The Supreme Court decision, issued in May based on a case from Kentucky, allows police officers to enter a residence without a warrant if they contend that they smelled marijuana or some other drug odor, knocked, identified themselves as police and then heard noises that sounded like evidence being destroyed.
Note the assumption that police really did smell drugs, as if police never lie.
Consider the case in Philadelphia during the 1990s when several officers from the same North Philly precinct were convicted of planting evidence on innocent people.
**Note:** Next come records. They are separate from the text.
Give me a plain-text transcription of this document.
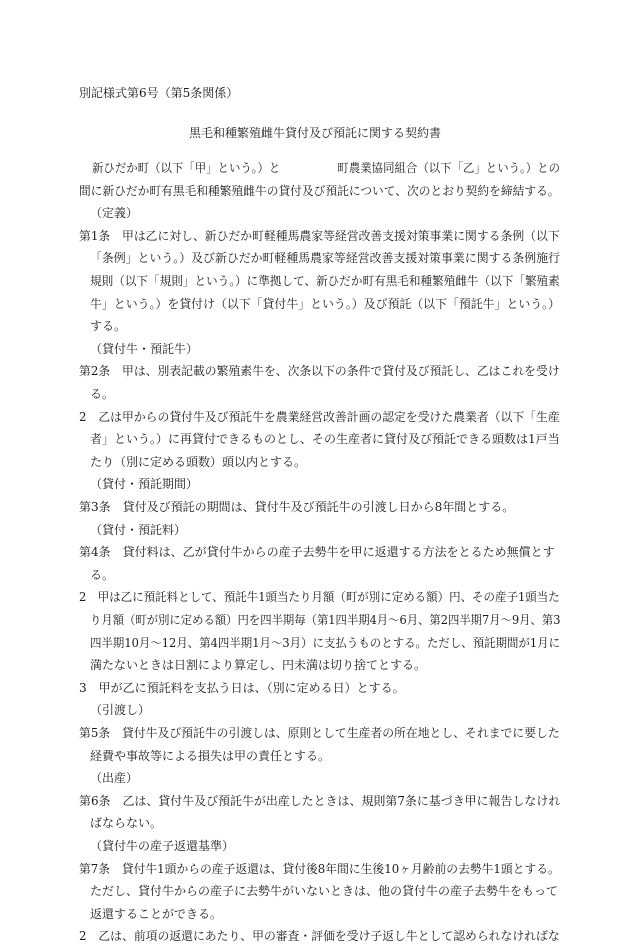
別記様式第6号（第5条関係）
黒毛和種繁殖雌牛貸付及び預託に関する契約書
新ひだか町（以下「甲」という。）と　　　　　町農業協同組合（以下「乙」という。）との
間に新ひだか町有黒毛和種繁殖雌牛の貸付及び預託について、次のとおり契約を締結する。
（定義）
第1条　甲は乙に対し、新ひだか町軽種馬農家等経営改善支援対策事業に関する条例（以下
「条例」という。）及び新ひだか町軽種馬農家等経営改善支援対策事業に関する条例施行
規則（以下「規則」という。）に準拠して、新ひだか町有黒毛和種繁殖雌牛（以下「繁殖素
牛」という。）を貸付け（以下「貸付牛」という。）及び預託（以下「預託牛」という。）
する。
（貸付牛・預託牛）
第2条　甲は、別表記載の繁殖素牛を、次条以下の条件で貸付及び預託し、乙はこれを受け
る。
2　乙は甲からの貸付牛及び預託牛を農業経営改善計画の認定を受けた農業者（以下「生産
者」という。）に再貸付できるものとし、その生産者に貸付及び預託できる頭数は1戸当
たり（別に定める頭数）頭以内とする。
（貸付・預託期間）
第3条　貸付及び預託の期間は、貸付牛及び預託牛の引渡し日から8年間とする。
（貸付・預託料）
第4条　貸付料は、乙が貸付牛からの産子去勢牛を甲に返還する方法をとるため無償とす
る。
2　甲は乙に預託料として、預託牛1頭当たり月額（町が別に定める額）円、その産子1頭当た
り月額（町が別に定める額）円を四半期毎（第1四半期4月～6月、第2四半期7月～9月、第3
四半期10月～12月、第4四半期1月～3月）に支払うものとする。ただし、預託期間が1月に
満たないときは日割により算定し、円未満は切り捨てとする。
3　甲が乙に預託料を支払う日は、（別に定める日）とする。
（引渡し）
第5条　貸付牛及び預託牛の引渡しは、原則として生産者の所在地とし、それまでに要した
経費や事故等による損失は甲の責任とする。
（出産）
第6条　乙は、貸付牛及び預託牛が出産したときは、規則第7条に基づき甲に報告しなけれ
ばならない。
（貸付牛の産子返還基準）
第7条　貸付牛1頭からの産子返還は、貸付後8年間に生後10ヶ月齢前の去勢牛1頭とする。
ただし、貸付牛からの産子に去勢牛がいないときは、他の貸付牛の産子去勢牛をもって
返還することができる。
2　乙は、前項の返還にあたり、甲の審査・評価を受け子返し牛として認められなければな
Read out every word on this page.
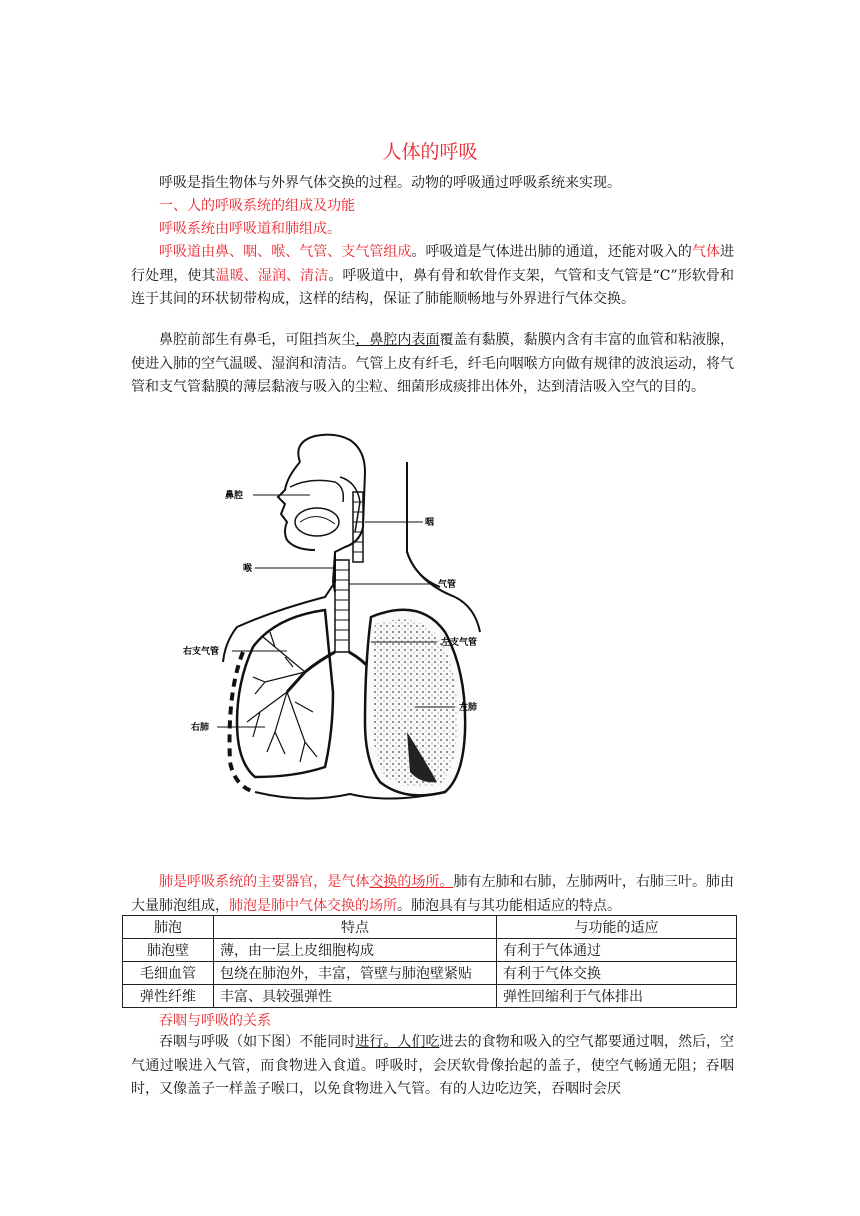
人体的呼吸
呼吸是指生物体与外界气体交换的过程。动物的呼吸通过呼吸系统来实现。
一、人的呼吸系统的组成及功能
呼吸系统由呼吸道和肺组成。
呼吸道由鼻、咽、喉、气管、支气管组成。呼吸道是气体进出肺的通道，还能对吸入的气体进行处理，使其温暖、湿润、清洁。呼吸道中，鼻有骨和软骨作支架，气管和支气管是“C”形软骨和连于其间的环状韧带构成，这样的结构，保证了肺能顺畅地与外界进行气体交换。
鼻腔前部生有鼻毛，可阻挡灰尘，鼻腔内表面覆盖有黏膜，黏膜内含有丰富的血管和粘液腺，使进入肺的空气温暖、湿润和清洁。气管上皮有纤毛，纤毛向咽喉方向做有规律的波浪运动，将气管和支气管黏膜的薄层黏液与吸入的尘粒、细菌形成痰排出体外，达到清洁吸入空气的目的。
鼻腔
咽
喉
气管
左支气管
右支气管
左肺
右肺
肺是呼吸系统的主要器官，是气体交换的场所。肺有左肺和右肺，左肺两叶，右肺三叶。肺由大量肺泡组成，肺泡是肺中气体交换的场所。肺泡具有与其功能相适应的特点。
肺泡	特点	与功能的适应
肺泡壁	薄，由一层上皮细胞构成	有利于气体通过
毛细血管	包绕在肺泡外，丰富，管壁与肺泡壁紧贴	有利于气体交换
弹性纤维	丰富、具较强弹性	弹性回缩利于气体排出
吞咽与呼吸的关系
吞咽与呼吸（如下图）不能同时进行。人们吃进去的食物和吸入的空气都要通过咽，然后，空气通过喉进入气管，而食物进入食道。呼吸时，会厌软骨像抬起的盖子，使空气畅通无阻；吞咽时，又像盖子一样盖子喉口，以免食物进入气管。有的人边吃边笑，吞咽时会厌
This current ruling runs the risk of making the Philadelphia situation routine across the country.
The specifics in the Kentucky case are these: Police were following a suspect who allegedly sold crack cocaine to an informant. They followed him into an apartment building, but did not see which apartment he entered.
Smelling marijuana coming from one unit, the police knocked, identified themselves and then heard movement and a toilet flushing. So, the cops broke in and arrested the occupant who was not the suspect they were following. They did find some powdered cocaine so the man was arrested, tried, convicted, and sentenced to 11 years in prison.
The appellate process took the case to the U.S. Supreme Court, where Judge Samuel Alito Jr. said people don’t have to answer the door when police knock but if police hear movement and the toilet flush, officers may enter without the need for a warrant. In the 8-1 decision, Alito wrote that people who attempt to destroy evidence have only themselves to blame.
The lone dissent came from Justice Ruth Bader Ginsberg who said the court has now given police an easy way to ignore fundamental rights. The decision “arms the police with a way routinely to dishonor the Fourth Amendment’s warrant requirement in drug cases,” she wrote.